When making a movie set in the recent past, you're dead if it doesn't
look authentic. And the kindest thing to be said about this deluxe
photo spread of a film is that Sienna Miller's Edie and Guy Pearce's
Andy capture their characters' images and body language with relative
precision. (Mr. Pearce is much prettier than the real Warhol; if Ms.
Miller doesn't have Sedgwick's throaty smoker's voice and aristocratic
air, she gives a furious, thrashing performance as a lost little rich
girl.) The crinkled tinfoil glitter of Warhol's East 47th Street
"Silver Factory" is accurately rendered, and the actors cast as
members of the Warhol entourage are reasonable physical
approximations.
It's the captions that are the problem. How do you discover the inner
life of people determined to live so fast and hard that they can
outrun their demons? How do you bring substance to charismatic
personalities whose glamour may camouflage a void?

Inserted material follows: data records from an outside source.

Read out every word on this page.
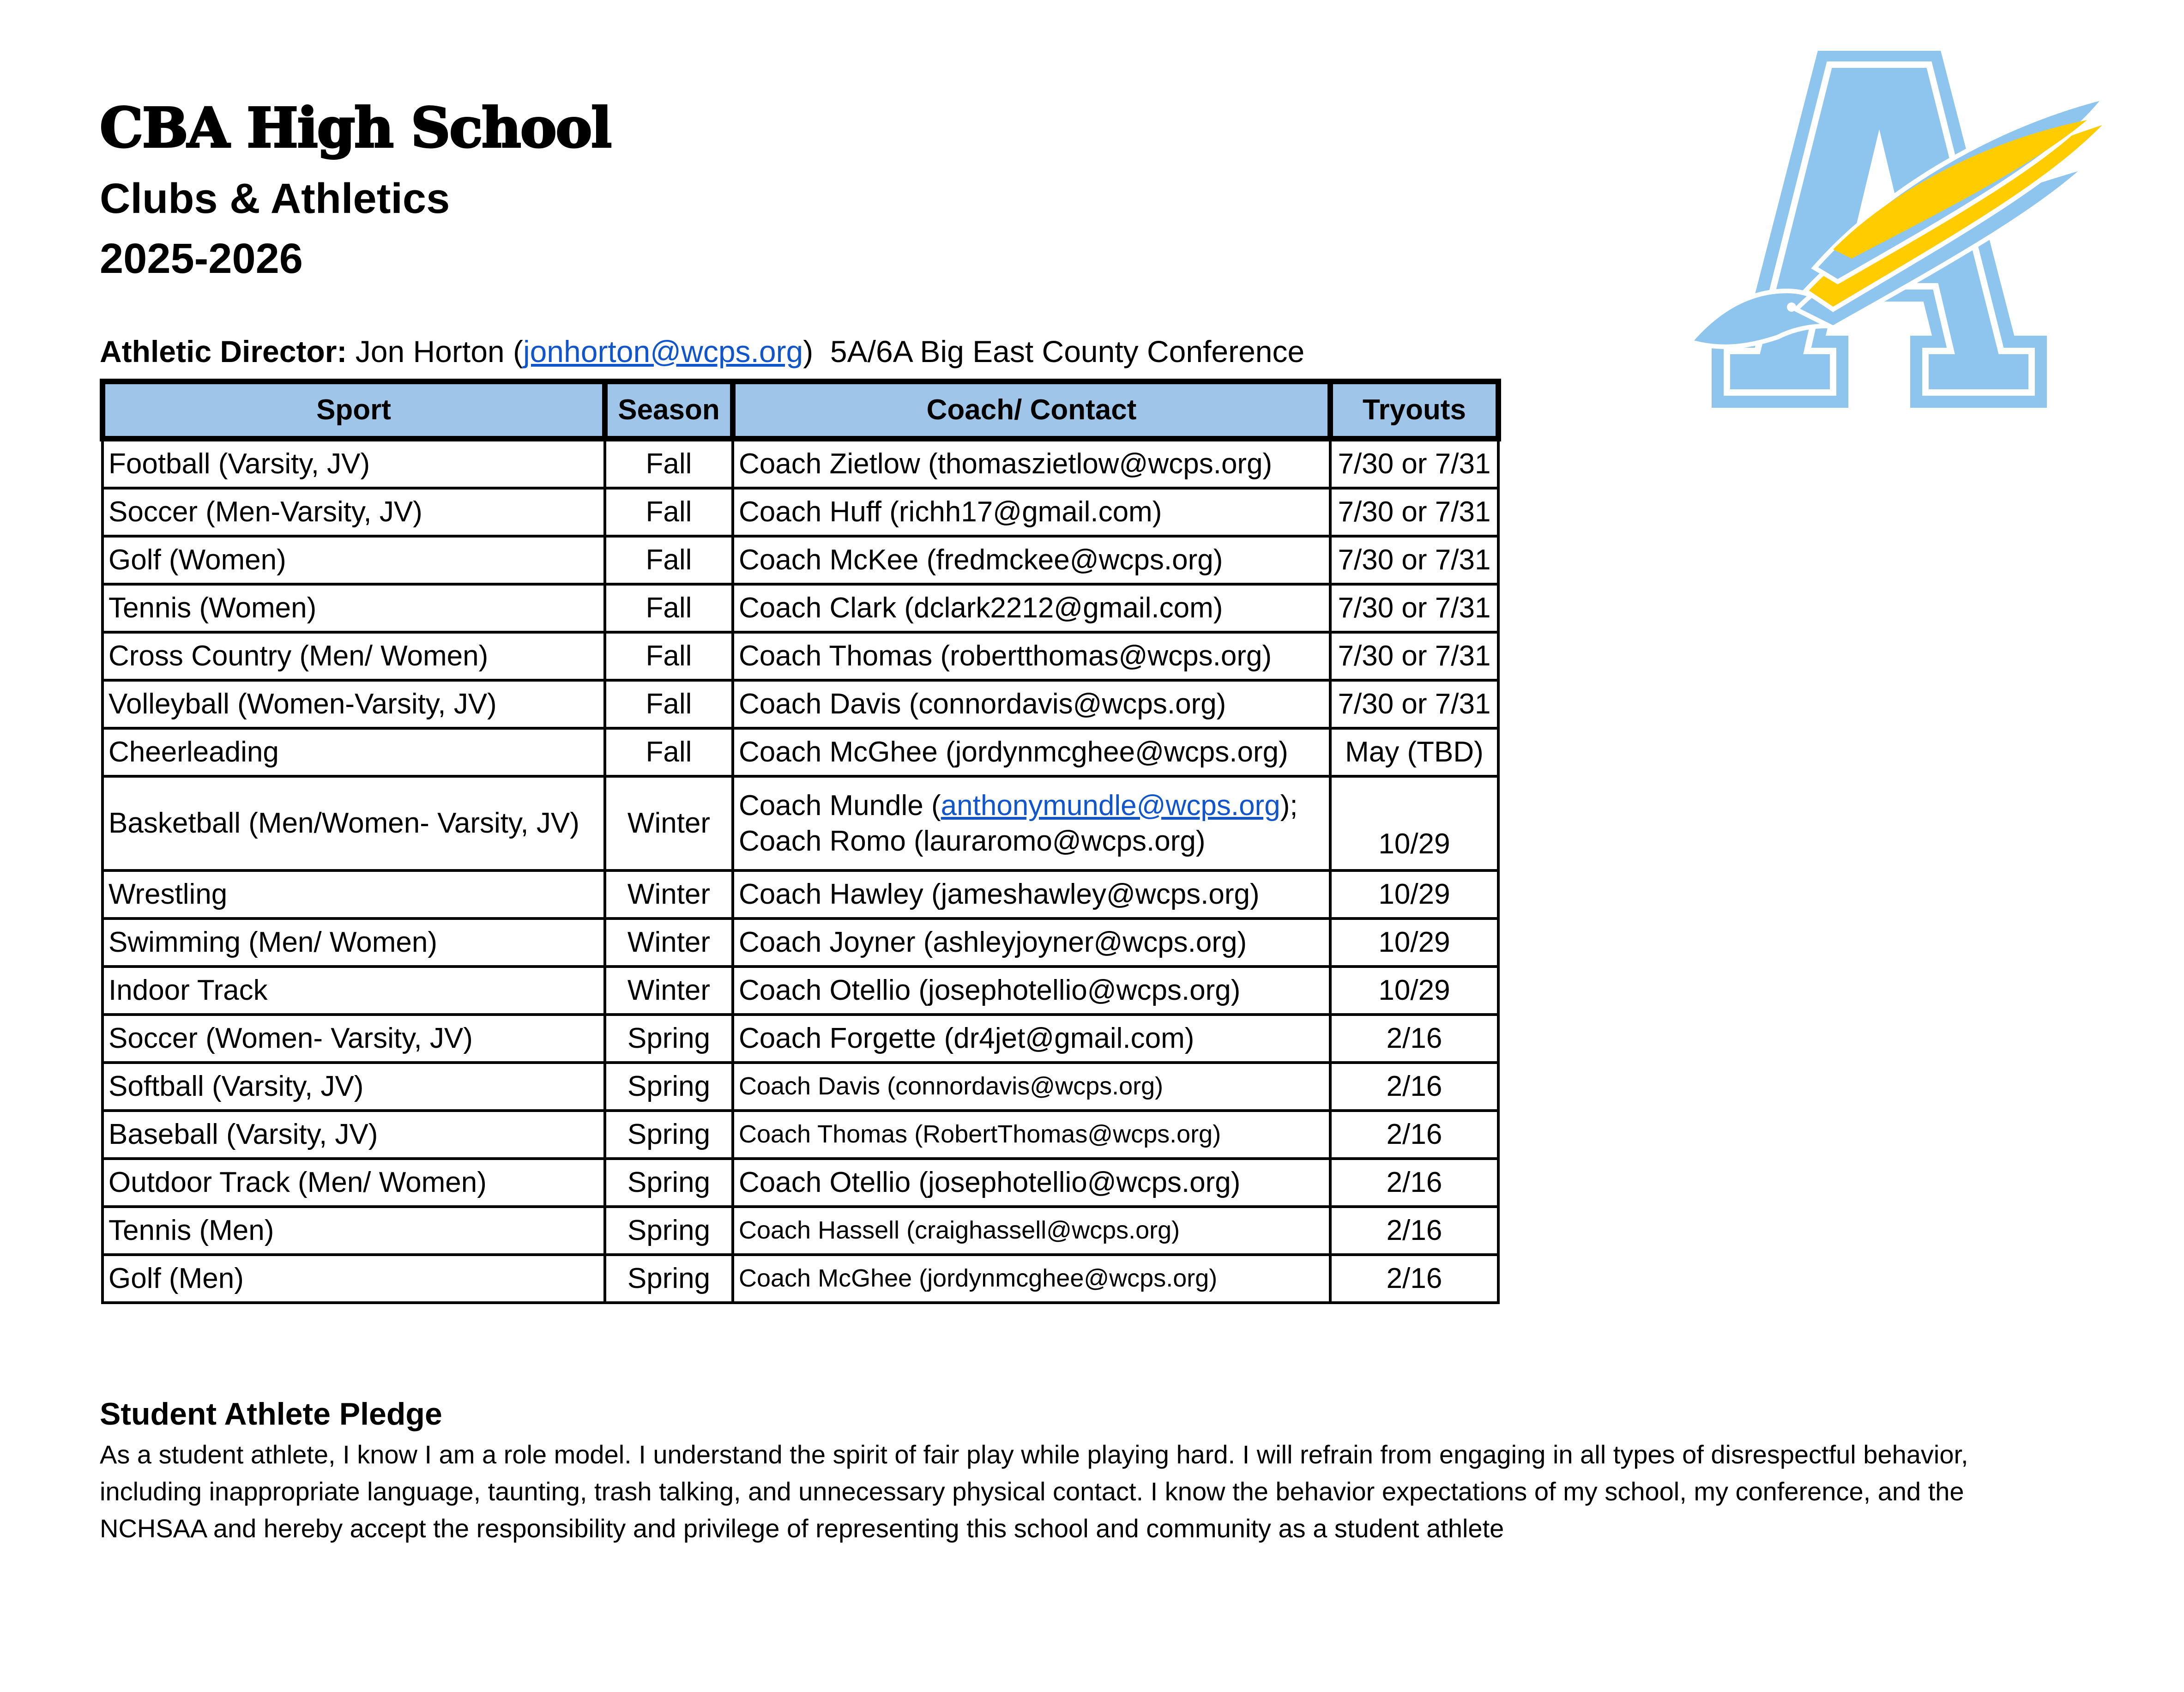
CBA High School
Clubs & Athletics
2025-2026
Athletic Director: Jon Horton (jonhorton@wcps.org) 5A/6A Big East County Conference
Sport	Season	Coach/ Contact	Tryouts
Football (Varsity, JV)	Fall	Coach Zietlow (thomaszietlow@wcps.org)	7/30 or 7/31
Soccer (Men-Varsity, JV)	Fall	Coach Huff (richh17@gmail.com)	7/30 or 7/31
Golf (Women)	Fall	Coach McKee (fredmckee@wcps.org)	7/30 or 7/31
Tennis (Women)	Fall	Coach Clark (dclark2212@gmail.com)	7/30 or 7/31
Cross Country (Men/ Women)	Fall	Coach Thomas (robertthomas@wcps.org)	7/30 or 7/31
Volleyball (Women-Varsity, JV)	Fall	Coach Davis (connordavis@wcps.org)	7/30 or 7/31
Cheerleading	Fall	Coach McGhee (jordynmcghee@wcps.org)	May (TBD)
Basketball (Men/Women- Varsity, JV)	Winter	Coach Mundle (anthonymundle@wcps.org);
Coach Romo (lauraromo@wcps.org)	10/29
Wrestling	Winter	Coach Hawley (jameshawley@wcps.org)	10/29
Swimming (Men/ Women)	Winter	Coach Joyner (ashleyjoyner@wcps.org)	10/29
Indoor Track	Winter	Coach Otellio (josephotellio@wcps.org)	10/29
Soccer (Women- Varsity, JV)	Spring	Coach Forgette (dr4jet@gmail.com)	2/16
Softball (Varsity, JV)	Spring	Coach Davis (connordavis@wcps.org)	2/16
Baseball (Varsity, JV)	Spring	Coach Thomas (RobertThomas@wcps.org)	2/16
Outdoor Track (Men/ Women)	Spring	Coach Otellio (josephotellio@wcps.org)	2/16
Tennis (Men)	Spring	Coach Hassell (craighassell@wcps.org)	2/16
Golf (Men)	Spring	Coach McGhee (jordynmcghee@wcps.org)	2/16
Student Athlete Pledge
As a student athlete, I know I am a role model. I understand the spirit of fair play while playing hard. I will refrain from engaging in all types of disrespectful behavior, including inappropriate language, taunting, trash talking, and unnecessary physical contact. I know the behavior expectations of my school, my conference, and the NCHSAA and hereby accept the responsibility and privilege of representing this school and community as a student athlete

Clinical terms like "narcissistic disorder" may be applied to such
people. But the disparity between surface and substance goes deeper
than that. The trade-off between the pursuit of stardom and self-
knowledge often means that when the camera is absent, there is no
there there. And it's futile to try and find one.
"Factory Girl" is structured around a 1970 therapy session for
Sedgwick in Santa Barbara, Calif., where she died of a barbiturate
overdose a year later at the age of 28. She is ever the whiny victim,
especially of her father, Fuzzy (James Naughton), who she says
sexually abused her since she was 8.
>From Santa Barbara the movie flashes back to Edie's departure from art
school in Boston for the bright lights of 1965 Manhattan with her
Svengali, Chuck Wein (Jimmy Fallon), who arranges her introduction to
Warhol. And so the circus begins. There are brief, revised re-
enactments of her appearances in several Warhol films.

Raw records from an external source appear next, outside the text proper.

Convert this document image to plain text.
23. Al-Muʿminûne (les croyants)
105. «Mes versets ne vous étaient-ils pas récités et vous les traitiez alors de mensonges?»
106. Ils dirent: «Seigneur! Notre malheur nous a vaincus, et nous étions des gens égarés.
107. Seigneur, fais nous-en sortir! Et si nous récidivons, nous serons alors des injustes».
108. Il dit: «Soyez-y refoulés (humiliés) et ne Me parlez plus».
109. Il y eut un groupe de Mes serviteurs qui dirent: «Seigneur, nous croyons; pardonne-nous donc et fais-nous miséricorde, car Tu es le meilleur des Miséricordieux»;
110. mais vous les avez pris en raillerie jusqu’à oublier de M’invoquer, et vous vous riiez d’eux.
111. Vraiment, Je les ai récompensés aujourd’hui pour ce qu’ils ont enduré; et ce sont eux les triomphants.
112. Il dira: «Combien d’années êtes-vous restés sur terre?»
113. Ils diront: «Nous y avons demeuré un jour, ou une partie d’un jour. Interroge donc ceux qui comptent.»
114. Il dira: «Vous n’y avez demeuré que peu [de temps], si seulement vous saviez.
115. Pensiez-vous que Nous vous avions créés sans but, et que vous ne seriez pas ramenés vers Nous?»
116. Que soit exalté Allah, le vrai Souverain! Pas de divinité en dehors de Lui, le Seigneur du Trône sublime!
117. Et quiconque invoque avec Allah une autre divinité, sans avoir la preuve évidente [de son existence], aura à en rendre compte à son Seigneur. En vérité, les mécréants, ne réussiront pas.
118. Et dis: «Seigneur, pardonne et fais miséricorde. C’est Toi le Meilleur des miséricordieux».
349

In the movie's hostile portrayal of Warhol, that pop art giant comes
across as an emotional vampire who loathed his own appearance and used
Sedgwick as a vicarious mirror, then turned his back when she became
troublesome. The screenplay by Captain Mauzner includes none of
Warhol's deadpan oracular pronouncements about culture and art, nor
any outside observations about the meaning of it all.
In its search for a story "Factory Girl" invents a spurious power
struggle between Warhol and Bob Dylan (identified only as Musician
because his lawyers threatened to sue) for possession of Edie's soul.

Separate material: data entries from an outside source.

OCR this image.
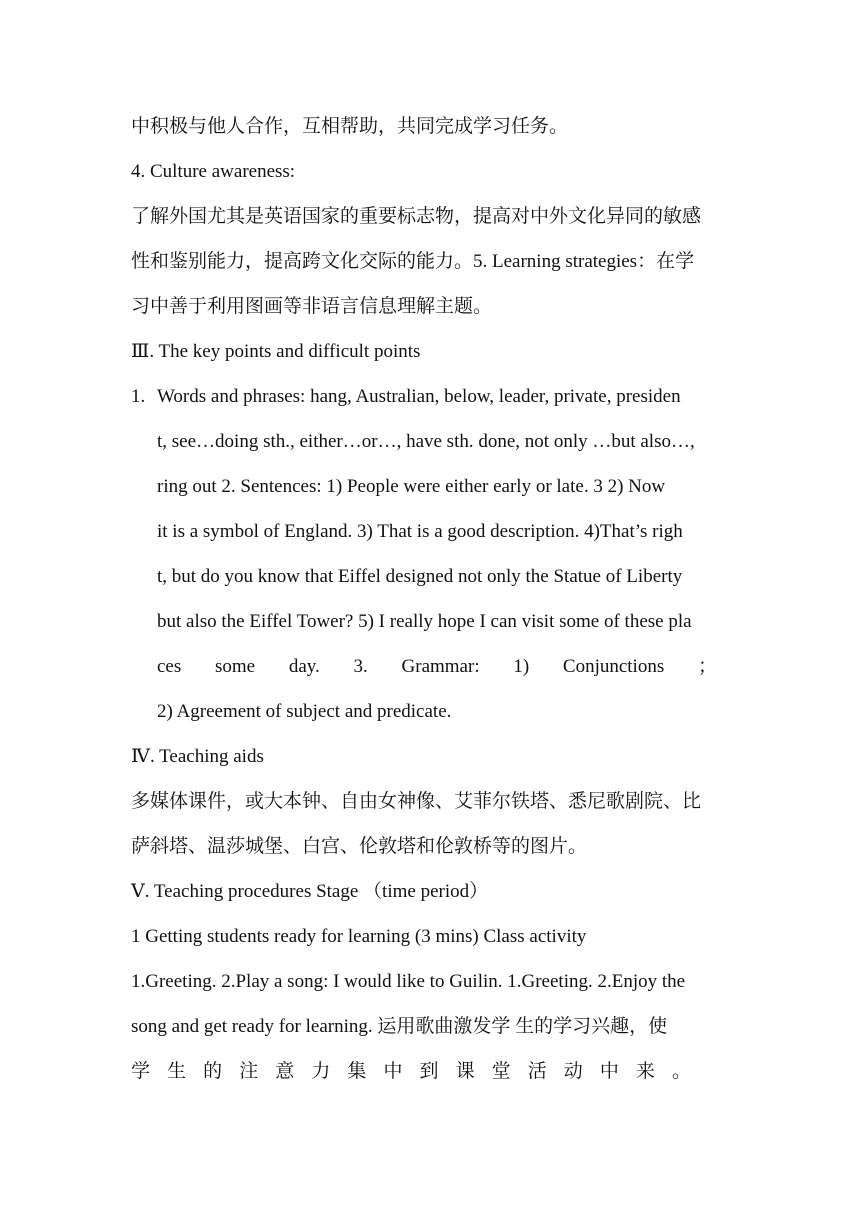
中积极与他人合作，互相帮助，共同完成学习任务。
4. Culture awareness:
了解外国尤其是英语国家的重要标志物，提高对中外文化异同的敏感
性和鉴别能力，提高跨文化交际的能力。5. Learning strategies：在学
习中善于利用图画等非语言信息理解主题。
Ⅲ. The key points and difficult points
1. Words and phrases: hang, Australian, below, leader, private, presiden
t, see…doing sth., either…or…, have sth. done, not only …but also…,
ring out 2. Sentences: 1) People were either early or late. 3 2) Now
it is a symbol of England. 3) That is a good description. 4)That’s righ
t, but do you know that Eiffel designed not only the Statue of Liberty
but also the Eiffel Tower? 5) I really hope I can visit some of these pla
ces some day. 3. Grammar: 1) Conjunctions ；
2) Agreement of subject and predicate.
Ⅳ. Teaching aids
多媒体课件，或大本钟、自由女神像、艾菲尔铁塔、悉尼歌剧院、比
萨斜塔、温莎城堡、白宫、伦敦塔和伦敦桥等的图片。
Ⅴ. Teaching procedures Stage （time period）
1 Getting students ready for learning (3 mins) Class activity
1.Greeting. 2.Play a song: I would like to Guilin. 1.Greeting. 2.Enjoy the
song and get ready for learning. 运用歌曲激发学 生的学习兴趣，使
学 生 的 注 意 力 集 中 到 课 堂 活 动 中 来 。
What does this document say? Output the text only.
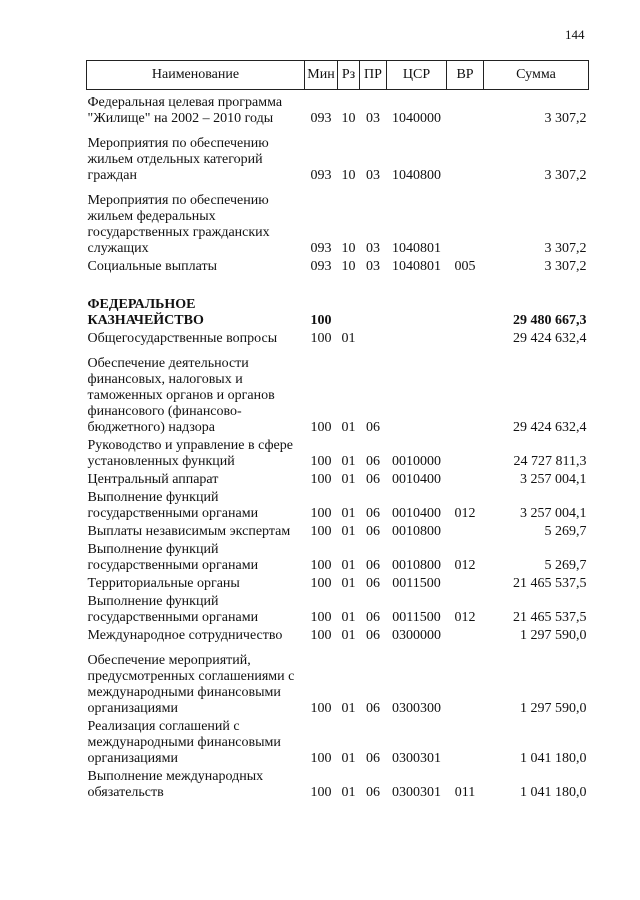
144
Наименование	Мин	Рз	ПР	ЦСР	ВР	Сумма
Федеральная целевая программа "Жилище" на 2002 – 2010 годы	093	10	03	1040000		3 307,2
Мероприятия по обеспечению жильем отдельных категорий граждан	093	10	03	1040800		3 307,2
Мероприятия по обеспечению жильем федеральных государственных гражданских служащих	093	10	03	1040801		3 307,2
Социальные выплаты	093	10	03	1040801	005	3 307,2
ФЕДЕРАЛЬНОЕ КАЗНАЧЕЙСТВО	100					29 480 667,3
Общегосударственные вопросы	100	01				29 424 632,4
Обеспечение деятельности финансовых, налоговых и таможенных органов и органов финансового (финансово-бюджетного) надзора	100	01	06			29 424 632,4
Руководство и управление в сфере установленных функций	100	01	06	0010000		24 727 811,3
Центральный аппарат	100	01	06	0010400		3 257 004,1
Выполнение функций государственными органами	100	01	06	0010400	012	3 257 004,1
Выплаты независимым экспертам	100	01	06	0010800		5 269,7
Выполнение функций государственными органами	100	01	06	0010800	012	5 269,7
Территориальные органы	100	01	06	0011500		21 465 537,5
Выполнение функций государственными органами	100	01	06	0011500	012	21 465 537,5
Международное сотрудничество	100	01	06	0300000		1 297 590,0
Обеспечение мероприятий, предусмотренных соглашениями с международными финансовыми организациями	100	01	06	0300300		1 297 590,0
Реализация соглашений с международными финансовыми организациями	100	01	06	0300301		1 041 180,0
Выполнение международных обязательств	100	01	06	0300301	011	1 041 180,0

It goes so far as to imagine an idyllic affair between Sedgwick and
Mr. Dylan that probably didn't take place. (She did, however, have an
affair with his close friend Bobby Neuwirth.) It seems to blame both
Warhol's and Mr. Dylan's rejections for her precipitous decline.
In this simplistic tug of war, Mr. Dylan is the God of authenticity
and inner truth and Warhol the Devil of superficiality and glitter,
but you wouldn't know it from the ludicrous mumbo-jumbo muttered by
the Dylan character (Hayden Christensen). If Mr. Christensen's rock
star is too sleek by half to be a credible Dylan (there's no dirt
under these fingernails), he comes with Mr. Dylan's accouterments of
the time - a cap, a harmonica and a motorcycle - and affects a
softened version of the singer's nasal sneer. The impersonation is
abysmal. The soundtrack includes no music by Mr. Dylan, whose "Like a
Rolling Stone" is one of several of his songs thought to be inspired
by Sedgwick. Instead we get Tim Hardin.